Los foráneos eran un tal Ignacio Zuloaga, pintor de profesión y su amigo el zaragozano José Valenzuela. Para ponernos en contexto esto sucedía el mismo año en que Munch pinto su famoso «Grito».

No fue hasta 1913 cuando localizaron la casa, que Zuloaga compró, como presidente de la fundación para la memoria de Goya, sin ningún apoyo de las instituciones aragonesas, para qué, y en la que se fundó una escuela para niñas.

No voy a contaros el ignominioso comportamiento que a lo largo de la historia han tenido los estamentos oficiales de esta tierra Diputaciones, Ayuntamientos, etc. con la figura del más ilustre pintor que esta y otras muchas tierras han dado, me pone de mala leche, así que me ceñiré a lo mío, la pintura, como esa obra de Goya «Hombre buscando pulgas en su camisa«.

Pintura de un trazo tan rotundo que bien podía atribuirse a cualquier expresionista, al igual que este siguiente cuadro, «El Lazarillo de Tormes».

Tradicionalmente se había identificado esta obra como la «Curación del garrotillo«, nombre con el que se conocía la difteria, y que se creía podía curarse cauterizando la garganta. Pero la mención a la novela picaresca en el inventario de bienes de Goya corrigió la interpretación de la escena.

En un interior oscuro, alumbrado por las llamas de un fuego, encontramos a un hombre de aspecto descuidado y a un muchacho vestido con harapos y medio desnudo. El hombre, con los ojos cerrados, ha atrapado al muchacho entre sus piernas y mientras le sujeta fuertemente la cabeza con la mano introduce sus dedos en la garganta. El chico refleja en el gesto de ojos entornados la incomodidad de la situación. La imagen se corresponde con el episodio de la novela en que el ciego olfatea la boca del pícaro lazarillo para saber si se ha comido la longaniza.

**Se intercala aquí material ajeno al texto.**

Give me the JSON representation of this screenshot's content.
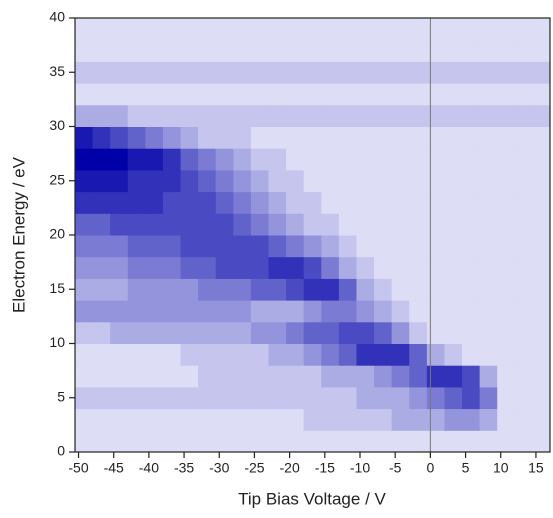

Los personajes están representados con realismo, detallando sus atuendos pobres. Denuncia no solo de la pobreza del pueblo sino de la situación propia de esa España a la que nos referimos como negra. Pero el tema también es propicio para incluir ciertas dosis de comicidad e ironía, de la que es maestros don Francisco.

Ignacio de Zuloaga considerado el más profundo conocedor de Goya, al igual que de El Greco al que sacó del olvido, se enamoró de sus pinturas en Burdeos, ciudad en la que terminó sus días como exiliado el de Fuendetodos, al igual que lo estuvo Zuloaga como consecuencia de la guerra carlista. Se entusiasmó principalmente con ese Goya capaz de reflejar esa sordidez de la España que le tocó vivir con el nefando reinado de Fernando VII en unos cuadros llenos de ironía y mordacidad hasta en el título y del que a menudo me acuerdo cuando veo las publicaciones de El Roto de nuestros días.

Zuloaga también presenta esa España trágica del 98 si bien dentro de una estética más serena que la de Goya, esa España sumida en la pobreza económica y social, con el orgullo roto por la definitiva perdida de las colonias, dominada y cacicada por una Iglesia que impera a sus anchas y somete a ese pueblo más pobre a seguir en la ignorancia y en una forma de vida que ya había desaparecido de Europa hacía años. Que el de Eibar tan bien captó en este retrato del Cardenal.

Fijémonos en la altivez del cardenal como dominador de Sepúlveda, que aparece al fondo, la sumisión del joven capellán, todo ello reforzado por la impertinencia con la que el prelado sujeta los anteojos y que se aprecia mejor en el detalle de la mano.

Zuloaga recorrió España reflejando en sus cuadernos de viaje innumerables personajes y situaciones de esa España que tanto dolía y sigue doliendo, iniciando con esos viajes documentados la tradición que continuaron artistas como Regoyos o Gutiérrez Solana, de los que hablaremos en la segunda parte de la España Negra que esto ya se está haciendo muy largo.